At the opening of an exhibition in Marburg, Germany, his manager Sabine Kehm said it was important to remind people of the seven-time world champion's achievements.

"He is the most successful driver in history and sometimes, on days like this, it is good to be reminded of it. Of course, Michael is not here and of course we miss him. We know what has happened and cannot change it.

"We must accept it and hope with everything we have that with continued support and patience he will one day be back with us. Racing was his life and no one would have liked to have been here more than him."

Schumacher, who spent six months in an induced coma following the crash, has been receiving specialist medical care at home on the shores of Lake Geneva since September 2014.

About two weeks ago, Luca di Montezemolo, the former Ferrari president, said the 47-year-old's health was "not good".

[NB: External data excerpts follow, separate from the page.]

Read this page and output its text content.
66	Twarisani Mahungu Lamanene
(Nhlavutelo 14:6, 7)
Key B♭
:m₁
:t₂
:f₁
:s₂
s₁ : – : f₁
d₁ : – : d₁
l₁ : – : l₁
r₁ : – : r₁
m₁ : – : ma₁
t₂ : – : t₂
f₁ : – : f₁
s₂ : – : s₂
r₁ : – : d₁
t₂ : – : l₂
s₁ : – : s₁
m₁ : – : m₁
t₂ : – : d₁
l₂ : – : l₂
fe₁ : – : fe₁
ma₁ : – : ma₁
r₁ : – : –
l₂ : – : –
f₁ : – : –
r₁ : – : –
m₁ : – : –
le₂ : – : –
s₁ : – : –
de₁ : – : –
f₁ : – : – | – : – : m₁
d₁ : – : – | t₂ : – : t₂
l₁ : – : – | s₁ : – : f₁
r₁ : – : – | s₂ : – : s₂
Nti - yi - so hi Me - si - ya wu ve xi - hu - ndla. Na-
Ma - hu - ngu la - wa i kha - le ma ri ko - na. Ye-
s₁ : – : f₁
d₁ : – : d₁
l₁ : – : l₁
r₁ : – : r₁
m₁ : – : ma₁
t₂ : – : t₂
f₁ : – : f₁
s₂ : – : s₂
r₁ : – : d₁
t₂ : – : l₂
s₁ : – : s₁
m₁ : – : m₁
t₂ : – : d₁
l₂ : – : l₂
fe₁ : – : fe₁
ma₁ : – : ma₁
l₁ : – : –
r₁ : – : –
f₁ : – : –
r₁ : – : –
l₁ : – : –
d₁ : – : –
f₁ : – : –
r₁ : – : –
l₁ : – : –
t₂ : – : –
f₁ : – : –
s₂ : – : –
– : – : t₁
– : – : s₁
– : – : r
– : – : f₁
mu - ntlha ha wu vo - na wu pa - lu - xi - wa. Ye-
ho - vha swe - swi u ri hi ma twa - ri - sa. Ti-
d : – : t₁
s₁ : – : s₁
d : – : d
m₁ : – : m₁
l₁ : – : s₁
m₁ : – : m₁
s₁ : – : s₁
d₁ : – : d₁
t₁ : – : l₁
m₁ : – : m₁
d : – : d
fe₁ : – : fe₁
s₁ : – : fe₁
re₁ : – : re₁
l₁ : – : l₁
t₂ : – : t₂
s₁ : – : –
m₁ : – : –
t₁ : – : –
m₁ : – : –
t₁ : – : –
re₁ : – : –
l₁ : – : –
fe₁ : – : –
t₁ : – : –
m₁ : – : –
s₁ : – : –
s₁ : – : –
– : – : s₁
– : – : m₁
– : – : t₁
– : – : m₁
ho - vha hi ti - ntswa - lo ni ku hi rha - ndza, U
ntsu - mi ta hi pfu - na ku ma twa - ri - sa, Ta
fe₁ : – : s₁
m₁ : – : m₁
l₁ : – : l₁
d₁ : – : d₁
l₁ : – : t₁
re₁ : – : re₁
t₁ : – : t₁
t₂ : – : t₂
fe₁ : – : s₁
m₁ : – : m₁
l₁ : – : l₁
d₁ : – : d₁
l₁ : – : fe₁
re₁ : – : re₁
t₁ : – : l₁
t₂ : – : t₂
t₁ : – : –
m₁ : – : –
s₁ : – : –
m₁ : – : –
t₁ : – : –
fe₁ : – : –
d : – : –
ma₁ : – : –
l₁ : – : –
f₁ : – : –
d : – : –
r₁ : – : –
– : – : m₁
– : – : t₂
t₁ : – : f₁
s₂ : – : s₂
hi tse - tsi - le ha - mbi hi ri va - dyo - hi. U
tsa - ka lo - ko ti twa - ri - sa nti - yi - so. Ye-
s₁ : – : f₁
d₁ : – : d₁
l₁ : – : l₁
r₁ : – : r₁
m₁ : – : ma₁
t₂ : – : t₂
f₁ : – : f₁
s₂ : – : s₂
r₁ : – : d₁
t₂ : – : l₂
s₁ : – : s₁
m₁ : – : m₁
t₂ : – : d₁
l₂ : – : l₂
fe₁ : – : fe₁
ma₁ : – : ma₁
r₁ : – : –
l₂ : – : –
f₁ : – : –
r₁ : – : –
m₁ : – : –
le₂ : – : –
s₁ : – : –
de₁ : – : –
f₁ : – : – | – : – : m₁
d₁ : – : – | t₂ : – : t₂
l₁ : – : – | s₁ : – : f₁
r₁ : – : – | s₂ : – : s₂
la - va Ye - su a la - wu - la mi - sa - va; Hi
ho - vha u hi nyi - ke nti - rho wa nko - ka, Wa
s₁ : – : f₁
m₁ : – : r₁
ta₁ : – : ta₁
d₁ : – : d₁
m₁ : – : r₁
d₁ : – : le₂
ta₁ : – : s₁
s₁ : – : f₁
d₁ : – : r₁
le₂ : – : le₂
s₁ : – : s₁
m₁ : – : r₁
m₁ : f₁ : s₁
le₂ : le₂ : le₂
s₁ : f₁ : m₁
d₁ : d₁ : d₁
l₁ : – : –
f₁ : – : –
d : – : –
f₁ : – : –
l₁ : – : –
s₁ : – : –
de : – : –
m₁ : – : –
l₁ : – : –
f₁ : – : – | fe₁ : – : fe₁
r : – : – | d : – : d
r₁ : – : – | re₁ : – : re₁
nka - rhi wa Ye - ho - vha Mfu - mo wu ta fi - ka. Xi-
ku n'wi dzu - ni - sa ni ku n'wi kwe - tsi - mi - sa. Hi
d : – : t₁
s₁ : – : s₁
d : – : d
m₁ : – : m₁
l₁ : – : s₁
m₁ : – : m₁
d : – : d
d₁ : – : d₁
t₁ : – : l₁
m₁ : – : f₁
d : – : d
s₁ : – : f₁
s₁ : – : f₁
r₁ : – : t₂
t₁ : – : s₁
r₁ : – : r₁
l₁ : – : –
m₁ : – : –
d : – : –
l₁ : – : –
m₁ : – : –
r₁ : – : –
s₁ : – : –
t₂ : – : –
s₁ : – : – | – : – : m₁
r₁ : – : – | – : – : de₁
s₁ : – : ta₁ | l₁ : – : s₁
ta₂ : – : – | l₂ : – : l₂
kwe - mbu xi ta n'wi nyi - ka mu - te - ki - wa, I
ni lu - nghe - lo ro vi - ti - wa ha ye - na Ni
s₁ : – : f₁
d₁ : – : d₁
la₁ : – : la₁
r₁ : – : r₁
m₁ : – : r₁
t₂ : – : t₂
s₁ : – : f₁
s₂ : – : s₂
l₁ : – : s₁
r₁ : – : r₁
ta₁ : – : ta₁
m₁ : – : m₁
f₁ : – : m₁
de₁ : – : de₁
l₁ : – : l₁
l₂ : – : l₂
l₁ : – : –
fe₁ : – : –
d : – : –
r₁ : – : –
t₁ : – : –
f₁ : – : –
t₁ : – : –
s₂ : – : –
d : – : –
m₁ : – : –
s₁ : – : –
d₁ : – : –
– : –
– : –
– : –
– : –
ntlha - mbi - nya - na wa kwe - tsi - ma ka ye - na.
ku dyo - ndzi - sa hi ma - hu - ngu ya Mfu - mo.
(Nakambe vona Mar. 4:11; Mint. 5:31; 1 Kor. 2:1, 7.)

"I have news and unfortunately it is not good," Mr Di Montezemolo told reporters, refusing to elaborate. "Life is strange. He was a fantastic driver and only had one accident with Ferrari in 1999," he said, referring to an accident during the British Grand Prix in which Schumacher broke his leg.

Ever since the skiing accident happened, there has been much speculation about Schumacher's condition, with many reports being rebutted by Ms Kehm.

She accused Bunte magazine of raising "false hopes" shortly before Christmas when it claimed the Formula One star was walking again.

According to earlier reports he is paralysed and confined to a wheelchair, has memory problems and cannot speak. Nearly two years after the accident, FIA President and close friend Jean Todt said Schumacher was "still fighting" in his recovery.